Twee bijzondere opvattingen uit het midden van de vorige eeuw vragen speciale aandacht. De eerste is onder de staf van de scherpzinnige en indringend te werk gaande Fritz Lehmann. Deze was rond 1950 een ster van formaat in het Duitse muziekleven en DG nodigde hem voor een reeks Bachopnamen uit. Die strandden helaas dra omdat de dirigent (nota bene tijdens een uitvoering van de Mattheus) overleed. In de bewuste opname gaat hij waardig, intens te werk en zorgt voor een indringende karakterisering. Lehmann was in de traditie geworteld, maar vermeed routine en ingesleten effecten. Hij zocht eerder nieuwe betekenis, zoals een metafysisch effect in ‘So ist mein Jesus nun gefangen’ met een magische manipulatie van tempo en articulatie. Hij staat zijn evangelist, weer Helmut Krebs, toe om een heel ontroerende en openhartige interpretatie te geven; hij blijft daarbij in contact met zijn omgeving en is niet zomaar een reporter. Een nog jonge Dietrich Fischer-Dieskau zet een Christus neer met een oprecht timbre en zonder zijn latere declamatorische overdrijvingen.

De andere vertegenwoordiger van de stijl die kort na de oorlog algemeen heerste, is Herbert von Karajan, ook in een levendige, objectieve stijl te werk gaande. Het gaat om een concertregistratie van het Weens symfonie (en niet filharmonisch) orkest met de Singverein ter ere van een Bachfeest in 1950. Het werk klinkt echt onthullend. Afgezien van de diepgewortelde energie en de dramatische cohesie van een jongere Karajan op zijn best gaat het om een zorgvuldig voorbereide en hooglijk gecultiveerde, zij het niet steeds even innemende verklanking. De dirigent mengt het ascetische en bekoorlijke op heel overtuigende en oorspronkelijke manier. Kathleen Ferriers innerlijk gloeiende ‘Buss und Reu’ met twee mild articulerende fluiten en Anton Heillers terughoudende Orgelpositiv is een voorbeeld uit vele. Irmgard Seefried is in de vorm van haar leven en Walther Ludwigs heldere evangelist is heel gevoelig, zij het wat minder ontroerend dan Krebs.
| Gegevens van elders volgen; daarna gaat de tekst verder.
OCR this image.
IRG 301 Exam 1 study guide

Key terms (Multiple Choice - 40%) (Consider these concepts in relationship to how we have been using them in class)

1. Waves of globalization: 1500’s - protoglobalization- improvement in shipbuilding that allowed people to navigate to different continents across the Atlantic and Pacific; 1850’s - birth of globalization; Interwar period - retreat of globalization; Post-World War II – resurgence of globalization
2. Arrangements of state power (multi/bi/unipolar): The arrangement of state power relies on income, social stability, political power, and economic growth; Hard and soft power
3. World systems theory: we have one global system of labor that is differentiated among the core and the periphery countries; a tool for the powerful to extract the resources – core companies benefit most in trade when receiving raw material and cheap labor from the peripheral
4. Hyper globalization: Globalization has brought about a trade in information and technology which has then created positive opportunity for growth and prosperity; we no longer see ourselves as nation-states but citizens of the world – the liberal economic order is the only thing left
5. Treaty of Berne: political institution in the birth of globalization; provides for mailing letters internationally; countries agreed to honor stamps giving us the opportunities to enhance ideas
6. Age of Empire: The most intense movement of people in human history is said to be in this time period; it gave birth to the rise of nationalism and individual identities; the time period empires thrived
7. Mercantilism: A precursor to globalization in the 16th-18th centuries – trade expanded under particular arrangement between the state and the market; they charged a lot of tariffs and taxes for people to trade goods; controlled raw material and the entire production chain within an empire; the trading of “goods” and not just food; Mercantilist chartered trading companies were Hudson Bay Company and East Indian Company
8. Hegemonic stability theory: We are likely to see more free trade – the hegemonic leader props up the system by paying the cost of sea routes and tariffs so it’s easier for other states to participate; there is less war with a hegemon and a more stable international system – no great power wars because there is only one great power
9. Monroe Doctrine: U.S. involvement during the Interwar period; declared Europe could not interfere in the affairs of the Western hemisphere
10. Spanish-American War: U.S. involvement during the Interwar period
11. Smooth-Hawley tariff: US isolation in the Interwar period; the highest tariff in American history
Hermann Scherchens interpretatie uit 1952 is iets minder verhelderend dan die van Lehmann en Karajan, maar bezit wel een ‘quasi historiserend’ karakter op basis van de stuwende tempi en het ontbreken van glamour en egocentrisme. Het werk heeft enorme vaart afgezien van sommige gevoelloze koralen en een merkwaardig somber ‘O Mensch, bewein’. Slechts een paar keer laat Scherchens combinatie van ‘oude school’ en een ‘nieuwe neoklassieke’ aanpak de muziek in de lucht hangen. De evangelist van Hugues Cuénod is onvergetelijk door zijn nasale nabijheid en zijn etherische, bijna plastische voordracht, maar de stem als zodanig is niet ideaal. De massa zingt met buitengewoon gevoel voor een imaginaire choreografie.

Mengelbergs continuospeler, organist Piet van Egmond, maakte van zijn romantiserende versie een te vlot en dus slordig in Rotterdam en Utrecht gerealiseerde Muzikale Meesterwerken opname medio jaren vijftig. Hij hanteerde een eigen, onverkorte uitgave, maar komt nogal bleekjes en weinig fijnzinnig over.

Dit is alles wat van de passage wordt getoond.